It sometimes feels as if films based on the inspirational stories of real-life figures – y’know, the ones who fought their way through struggle and strife and overcame all obstacles to glory – are as easy to come by as certain venereal diseases. Though occasionally there is a bright spot, a film that transcends the trappings of this most over-wrought and over-exposed of genres, it feels as if the majority of these movies are satisfied with coasting along on the interest of the true story itself, rather than finding some sort of reason to justify telling this story at this time. They simply exist; limp, tepid, and without purpose. On the one hand, you have Jean-Marc Vallee’s ‘Wild’, or Sean Penn’s ‘Into the Wild’. On the other, you have ‘Jungle’.
Unveiling as the opening night film of this year’s Melbourne International Film Festival, ‘Jungle’ is director Greg McLean’s recounting of young backpacker Yossi Ghinsberg’s hellish ordeal in the Bolivian rainforest in the early 1980s. Separated from his fellow adventurers, Ghinsberg (here portrayed by a more than game Daniel Radcliffe) was stranded alone in the Amazon for three weeks, battling the elements and barely surviving encounters with dangerous threats both natural and psychological. It’s an incredible story - it’s just a shame that it’s made for such a lacklustre film adaptation.
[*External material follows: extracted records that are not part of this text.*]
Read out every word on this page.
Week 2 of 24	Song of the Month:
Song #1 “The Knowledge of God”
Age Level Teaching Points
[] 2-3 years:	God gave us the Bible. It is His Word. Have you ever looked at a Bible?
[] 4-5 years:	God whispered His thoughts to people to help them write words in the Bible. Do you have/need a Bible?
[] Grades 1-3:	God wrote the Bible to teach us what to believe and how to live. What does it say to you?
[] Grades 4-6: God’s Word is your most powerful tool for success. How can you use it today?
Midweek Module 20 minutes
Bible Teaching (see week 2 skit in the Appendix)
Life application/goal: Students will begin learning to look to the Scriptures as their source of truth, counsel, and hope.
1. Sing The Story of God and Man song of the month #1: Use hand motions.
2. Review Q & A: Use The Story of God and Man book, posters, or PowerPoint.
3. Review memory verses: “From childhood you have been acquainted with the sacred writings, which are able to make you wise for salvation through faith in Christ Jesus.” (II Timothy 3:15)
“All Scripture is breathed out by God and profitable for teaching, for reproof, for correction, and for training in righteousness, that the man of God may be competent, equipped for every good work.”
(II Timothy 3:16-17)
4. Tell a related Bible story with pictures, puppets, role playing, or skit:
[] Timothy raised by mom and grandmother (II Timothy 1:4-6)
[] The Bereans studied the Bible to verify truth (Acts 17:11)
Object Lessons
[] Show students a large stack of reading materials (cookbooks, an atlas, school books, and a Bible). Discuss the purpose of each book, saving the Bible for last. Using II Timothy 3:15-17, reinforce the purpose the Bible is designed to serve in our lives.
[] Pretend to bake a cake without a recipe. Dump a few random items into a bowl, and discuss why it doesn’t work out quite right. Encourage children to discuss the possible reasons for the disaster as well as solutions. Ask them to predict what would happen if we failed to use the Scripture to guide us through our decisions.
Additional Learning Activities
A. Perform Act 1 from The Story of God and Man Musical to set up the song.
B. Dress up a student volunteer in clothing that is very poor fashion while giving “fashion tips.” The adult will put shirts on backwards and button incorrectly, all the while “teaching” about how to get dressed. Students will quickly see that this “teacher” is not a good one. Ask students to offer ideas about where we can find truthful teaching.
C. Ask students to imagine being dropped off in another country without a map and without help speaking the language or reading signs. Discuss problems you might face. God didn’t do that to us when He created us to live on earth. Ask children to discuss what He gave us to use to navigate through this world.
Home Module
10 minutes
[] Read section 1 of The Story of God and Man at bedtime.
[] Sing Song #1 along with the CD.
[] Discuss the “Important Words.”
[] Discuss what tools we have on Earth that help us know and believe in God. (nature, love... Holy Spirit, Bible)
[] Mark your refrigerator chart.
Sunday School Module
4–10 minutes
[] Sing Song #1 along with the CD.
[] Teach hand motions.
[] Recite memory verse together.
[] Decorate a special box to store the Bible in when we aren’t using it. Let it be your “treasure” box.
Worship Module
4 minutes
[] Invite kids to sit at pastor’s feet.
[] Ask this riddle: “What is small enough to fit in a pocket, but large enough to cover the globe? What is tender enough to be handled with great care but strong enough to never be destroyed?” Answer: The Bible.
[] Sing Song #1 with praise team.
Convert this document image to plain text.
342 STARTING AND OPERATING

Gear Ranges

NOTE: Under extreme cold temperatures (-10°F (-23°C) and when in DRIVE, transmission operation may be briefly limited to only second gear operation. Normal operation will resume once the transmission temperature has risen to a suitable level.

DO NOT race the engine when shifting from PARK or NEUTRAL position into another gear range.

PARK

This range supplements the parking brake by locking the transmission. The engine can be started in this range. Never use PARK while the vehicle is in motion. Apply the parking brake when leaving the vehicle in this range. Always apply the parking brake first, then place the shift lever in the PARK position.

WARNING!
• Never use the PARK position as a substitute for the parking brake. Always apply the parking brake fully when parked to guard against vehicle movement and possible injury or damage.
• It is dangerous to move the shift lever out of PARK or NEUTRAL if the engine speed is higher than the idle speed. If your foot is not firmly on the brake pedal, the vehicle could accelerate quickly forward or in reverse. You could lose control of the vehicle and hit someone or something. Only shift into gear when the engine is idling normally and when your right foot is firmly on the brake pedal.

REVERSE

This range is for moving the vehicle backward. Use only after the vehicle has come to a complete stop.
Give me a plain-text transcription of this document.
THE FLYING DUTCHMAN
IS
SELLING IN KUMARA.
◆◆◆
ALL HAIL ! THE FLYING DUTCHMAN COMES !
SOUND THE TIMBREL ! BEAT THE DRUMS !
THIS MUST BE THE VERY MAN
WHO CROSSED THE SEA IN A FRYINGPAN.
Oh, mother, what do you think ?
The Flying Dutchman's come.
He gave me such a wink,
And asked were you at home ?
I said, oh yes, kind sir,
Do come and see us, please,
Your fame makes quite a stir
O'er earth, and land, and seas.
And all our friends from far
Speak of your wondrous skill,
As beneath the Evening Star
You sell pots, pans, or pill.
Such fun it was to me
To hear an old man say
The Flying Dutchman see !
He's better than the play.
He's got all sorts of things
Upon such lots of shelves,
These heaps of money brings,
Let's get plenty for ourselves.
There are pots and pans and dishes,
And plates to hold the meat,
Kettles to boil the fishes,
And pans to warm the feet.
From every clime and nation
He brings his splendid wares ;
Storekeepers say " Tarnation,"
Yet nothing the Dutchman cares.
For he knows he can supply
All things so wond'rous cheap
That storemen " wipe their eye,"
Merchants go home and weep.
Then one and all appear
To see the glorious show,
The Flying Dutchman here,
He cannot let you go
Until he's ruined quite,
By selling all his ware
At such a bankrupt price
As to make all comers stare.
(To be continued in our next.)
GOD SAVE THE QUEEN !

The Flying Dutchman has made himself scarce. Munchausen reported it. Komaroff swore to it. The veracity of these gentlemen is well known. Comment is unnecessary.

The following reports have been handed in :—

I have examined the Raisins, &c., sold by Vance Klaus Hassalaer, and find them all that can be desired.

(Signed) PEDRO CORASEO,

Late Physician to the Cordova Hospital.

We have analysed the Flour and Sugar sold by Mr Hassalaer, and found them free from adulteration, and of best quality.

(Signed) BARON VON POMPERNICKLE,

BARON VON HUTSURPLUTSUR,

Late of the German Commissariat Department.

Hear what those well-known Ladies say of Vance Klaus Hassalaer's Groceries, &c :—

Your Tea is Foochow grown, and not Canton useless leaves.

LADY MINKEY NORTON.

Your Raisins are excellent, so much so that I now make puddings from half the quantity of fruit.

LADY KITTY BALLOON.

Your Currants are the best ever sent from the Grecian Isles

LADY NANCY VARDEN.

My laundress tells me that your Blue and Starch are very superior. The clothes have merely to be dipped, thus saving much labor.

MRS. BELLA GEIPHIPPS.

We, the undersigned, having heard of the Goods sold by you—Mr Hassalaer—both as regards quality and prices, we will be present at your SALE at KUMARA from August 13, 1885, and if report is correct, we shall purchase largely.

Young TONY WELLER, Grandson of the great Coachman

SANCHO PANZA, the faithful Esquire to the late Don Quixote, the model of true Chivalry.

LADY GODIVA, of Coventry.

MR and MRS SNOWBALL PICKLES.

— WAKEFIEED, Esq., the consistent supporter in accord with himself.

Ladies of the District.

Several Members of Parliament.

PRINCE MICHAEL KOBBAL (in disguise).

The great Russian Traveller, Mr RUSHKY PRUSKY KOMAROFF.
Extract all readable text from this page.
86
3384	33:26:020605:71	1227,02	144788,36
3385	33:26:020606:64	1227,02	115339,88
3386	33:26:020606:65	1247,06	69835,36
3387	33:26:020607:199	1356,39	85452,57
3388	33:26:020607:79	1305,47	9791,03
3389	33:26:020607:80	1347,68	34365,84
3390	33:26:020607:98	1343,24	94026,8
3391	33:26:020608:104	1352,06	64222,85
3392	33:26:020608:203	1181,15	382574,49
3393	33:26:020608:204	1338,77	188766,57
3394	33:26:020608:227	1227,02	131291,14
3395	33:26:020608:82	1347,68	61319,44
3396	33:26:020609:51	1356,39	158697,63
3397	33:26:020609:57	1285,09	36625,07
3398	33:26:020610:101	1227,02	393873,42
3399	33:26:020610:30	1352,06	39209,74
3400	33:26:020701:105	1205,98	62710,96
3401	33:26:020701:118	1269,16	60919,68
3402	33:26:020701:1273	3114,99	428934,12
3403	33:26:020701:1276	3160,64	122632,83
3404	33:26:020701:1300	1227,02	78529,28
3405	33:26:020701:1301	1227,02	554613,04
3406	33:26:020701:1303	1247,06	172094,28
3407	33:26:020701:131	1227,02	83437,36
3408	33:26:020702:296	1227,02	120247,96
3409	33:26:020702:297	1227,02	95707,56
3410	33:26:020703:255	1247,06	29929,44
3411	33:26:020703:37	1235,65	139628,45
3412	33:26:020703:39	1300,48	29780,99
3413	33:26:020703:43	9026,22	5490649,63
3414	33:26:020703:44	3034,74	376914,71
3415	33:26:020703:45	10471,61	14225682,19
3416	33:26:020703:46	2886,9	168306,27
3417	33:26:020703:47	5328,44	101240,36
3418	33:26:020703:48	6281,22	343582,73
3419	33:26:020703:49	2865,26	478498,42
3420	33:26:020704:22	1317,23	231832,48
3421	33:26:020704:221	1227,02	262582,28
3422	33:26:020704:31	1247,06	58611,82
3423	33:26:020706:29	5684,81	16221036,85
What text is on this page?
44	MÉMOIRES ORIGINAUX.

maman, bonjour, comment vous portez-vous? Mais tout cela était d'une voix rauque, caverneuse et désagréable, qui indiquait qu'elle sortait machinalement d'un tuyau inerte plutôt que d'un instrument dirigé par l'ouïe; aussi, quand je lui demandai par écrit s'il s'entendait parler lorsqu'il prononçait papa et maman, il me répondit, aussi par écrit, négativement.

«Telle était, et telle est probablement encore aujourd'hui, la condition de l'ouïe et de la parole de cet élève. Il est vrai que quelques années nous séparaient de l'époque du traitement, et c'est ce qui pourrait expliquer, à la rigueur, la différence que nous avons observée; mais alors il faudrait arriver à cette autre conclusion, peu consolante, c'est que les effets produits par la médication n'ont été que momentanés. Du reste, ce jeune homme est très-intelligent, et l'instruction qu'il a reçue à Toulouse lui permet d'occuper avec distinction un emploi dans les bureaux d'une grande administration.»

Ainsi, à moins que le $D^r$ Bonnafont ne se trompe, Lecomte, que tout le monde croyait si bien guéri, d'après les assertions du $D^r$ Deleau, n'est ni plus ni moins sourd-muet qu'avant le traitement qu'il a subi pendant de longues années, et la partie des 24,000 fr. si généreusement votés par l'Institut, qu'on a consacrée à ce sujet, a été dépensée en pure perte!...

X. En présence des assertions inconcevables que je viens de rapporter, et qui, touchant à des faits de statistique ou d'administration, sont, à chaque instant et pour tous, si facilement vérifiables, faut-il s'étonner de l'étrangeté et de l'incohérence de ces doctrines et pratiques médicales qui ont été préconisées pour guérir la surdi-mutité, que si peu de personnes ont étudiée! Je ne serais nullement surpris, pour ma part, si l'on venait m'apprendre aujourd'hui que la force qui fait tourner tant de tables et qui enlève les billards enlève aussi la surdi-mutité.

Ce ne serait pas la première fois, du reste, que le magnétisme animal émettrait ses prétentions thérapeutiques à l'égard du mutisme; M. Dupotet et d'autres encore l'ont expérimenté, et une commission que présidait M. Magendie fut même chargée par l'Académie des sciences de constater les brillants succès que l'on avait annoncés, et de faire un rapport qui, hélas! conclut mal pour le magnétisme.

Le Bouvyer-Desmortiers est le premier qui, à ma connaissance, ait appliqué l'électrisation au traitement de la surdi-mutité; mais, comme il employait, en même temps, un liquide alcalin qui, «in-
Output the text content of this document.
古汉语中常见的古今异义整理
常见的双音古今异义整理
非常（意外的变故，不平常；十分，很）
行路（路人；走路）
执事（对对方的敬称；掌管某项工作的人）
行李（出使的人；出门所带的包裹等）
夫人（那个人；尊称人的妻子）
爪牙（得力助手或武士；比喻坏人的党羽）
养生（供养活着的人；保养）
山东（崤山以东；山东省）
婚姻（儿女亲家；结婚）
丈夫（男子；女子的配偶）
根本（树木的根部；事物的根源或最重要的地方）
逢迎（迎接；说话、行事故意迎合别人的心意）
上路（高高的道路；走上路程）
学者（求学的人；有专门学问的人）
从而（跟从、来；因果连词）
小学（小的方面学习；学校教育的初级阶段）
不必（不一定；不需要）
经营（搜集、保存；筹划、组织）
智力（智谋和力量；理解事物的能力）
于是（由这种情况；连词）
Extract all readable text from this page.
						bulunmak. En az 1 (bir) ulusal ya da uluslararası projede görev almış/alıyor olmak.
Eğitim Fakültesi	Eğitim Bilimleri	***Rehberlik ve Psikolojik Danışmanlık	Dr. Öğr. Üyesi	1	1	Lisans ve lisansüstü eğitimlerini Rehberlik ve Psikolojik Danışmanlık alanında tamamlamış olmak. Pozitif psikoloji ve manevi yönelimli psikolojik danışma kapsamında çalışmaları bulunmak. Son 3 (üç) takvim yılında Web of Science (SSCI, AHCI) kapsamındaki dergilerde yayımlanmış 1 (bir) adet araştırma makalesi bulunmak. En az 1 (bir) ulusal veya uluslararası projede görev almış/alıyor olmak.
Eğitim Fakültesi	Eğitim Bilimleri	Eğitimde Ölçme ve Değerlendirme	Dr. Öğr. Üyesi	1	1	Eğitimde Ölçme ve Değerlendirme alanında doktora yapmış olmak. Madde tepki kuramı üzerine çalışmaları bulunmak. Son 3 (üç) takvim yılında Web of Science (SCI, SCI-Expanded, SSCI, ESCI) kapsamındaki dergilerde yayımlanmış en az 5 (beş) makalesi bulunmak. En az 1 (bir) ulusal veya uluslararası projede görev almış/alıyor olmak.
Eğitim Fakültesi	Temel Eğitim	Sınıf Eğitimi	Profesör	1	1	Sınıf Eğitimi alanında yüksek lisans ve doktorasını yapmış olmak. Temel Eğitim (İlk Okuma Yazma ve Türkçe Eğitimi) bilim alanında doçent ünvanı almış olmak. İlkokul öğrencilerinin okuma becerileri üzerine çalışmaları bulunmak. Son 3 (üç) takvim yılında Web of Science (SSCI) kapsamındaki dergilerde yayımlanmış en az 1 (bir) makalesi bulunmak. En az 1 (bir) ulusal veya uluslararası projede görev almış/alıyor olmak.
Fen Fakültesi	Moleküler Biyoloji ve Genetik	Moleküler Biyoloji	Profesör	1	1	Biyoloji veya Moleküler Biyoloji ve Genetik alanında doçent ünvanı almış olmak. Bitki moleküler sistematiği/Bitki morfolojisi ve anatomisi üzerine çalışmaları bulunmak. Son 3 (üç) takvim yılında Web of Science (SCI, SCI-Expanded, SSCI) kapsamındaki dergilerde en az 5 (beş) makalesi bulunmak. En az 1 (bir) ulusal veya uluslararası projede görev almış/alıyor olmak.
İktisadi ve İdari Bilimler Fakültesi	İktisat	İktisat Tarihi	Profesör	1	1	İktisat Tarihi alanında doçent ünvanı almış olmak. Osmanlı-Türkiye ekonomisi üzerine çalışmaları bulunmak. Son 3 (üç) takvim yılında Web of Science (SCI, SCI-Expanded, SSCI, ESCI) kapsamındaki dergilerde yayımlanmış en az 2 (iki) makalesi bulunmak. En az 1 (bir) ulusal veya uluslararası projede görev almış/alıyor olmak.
McLean, known primarily for more straightforward genre fare in the form of the ‘Wolf Creek’ films, gets things off to a rocky start. Early stretches detail the formation of this group of young men – filled out by American photographer Kevin Gale (Alex Russell) and Swiss teacher Marcus Stamm (Joel Jackson) – and how they came to be duped by would-be guide Karl Ruprechter (Thomas Kretschmann), who led them on a doomed journey to a non-existent tribe of natives. Here, only the barest attempts at characterisation are made, and are only made somewhat passable by the amiable chemistry shared between the three leads. But as the characters are conned by Ruprechter and follow him into the jungle, every decision and action they make feels preordained – and not from the truth of How Things Actually Happened, but by the laziness and impatience of the script. Entire scenes play out in the most clichéd way imaginable, as if whole conversations had been created from an amalgamation of lines from other, better screenplays – there’s no specificity, no sense of how people actually interact.
Every scene feels like the result of a checked box on a list of required moments. Here’s the part where they meet, they argue, they distrust each other, they walk, they fight – until the film finally gets to the point it’s actually interested in, which is Ghinsberg’s time alone in the jungle. And while there are some impressive set pieces, the problem is that by then the story has lost all weight. We don’t care about these people, because the work hasn’t been put in to make them fully fleshed out human beings – which is ironic, because they literally are. Worse still, this feeling of breezing over the greatest hits of this story doesn’t disappear. Each set piece of body horror or natural calamity comes at regular intervals and without any sense of accumulated impact. Which means that at no point do we forget that this is a tale of survival and feel any sort of legitimate fear for Yossi. The stakes simply aren’t there.
Every decision and action they make feels preordained – and not from the truth of How Things Actually Happened, but by the laziness and impatience of the script.
Even with this in mind, if the film were a technical achievement, this rather glaring flaw would at least be somewhat forgivable – heck, ‘The Revenant’ fooled people into thinking it was a good film based almost entirely on its cinematography – but alas, that is not the case here. Everything has an odd sheen to it, an overly-lit quality that removes any sense of verisimilitude from proceedings, leaving everything feeling strangely safe for a film about a man who came incredibly close to death in such a dangerous place. And where other similar, better films find a way to tie their stories of survival into grander themes – for instance, man’s relationship with nature, or the spiritual toll of such suffering, or how much Leonardo DiCaprio is willing to do to win an Oscar – only frustratingly brief attempts at developing actual thematic impact appear very late in the game. At which point they are immediately overshadowed by some of the worst dialogue this side of a Michael Bay movie, with one line in particular that I honestly could not believe someone would still think was a good idea in 2017. Seriously. How?
Though the cast is charismatic and eager, and the story it’s based on is indeed astonishing, the film is a disappointingly limp affair. While it tells Yossi Ghinsberg’s story with a clear reverence for the man himself, it forgets to actually be a film in the process.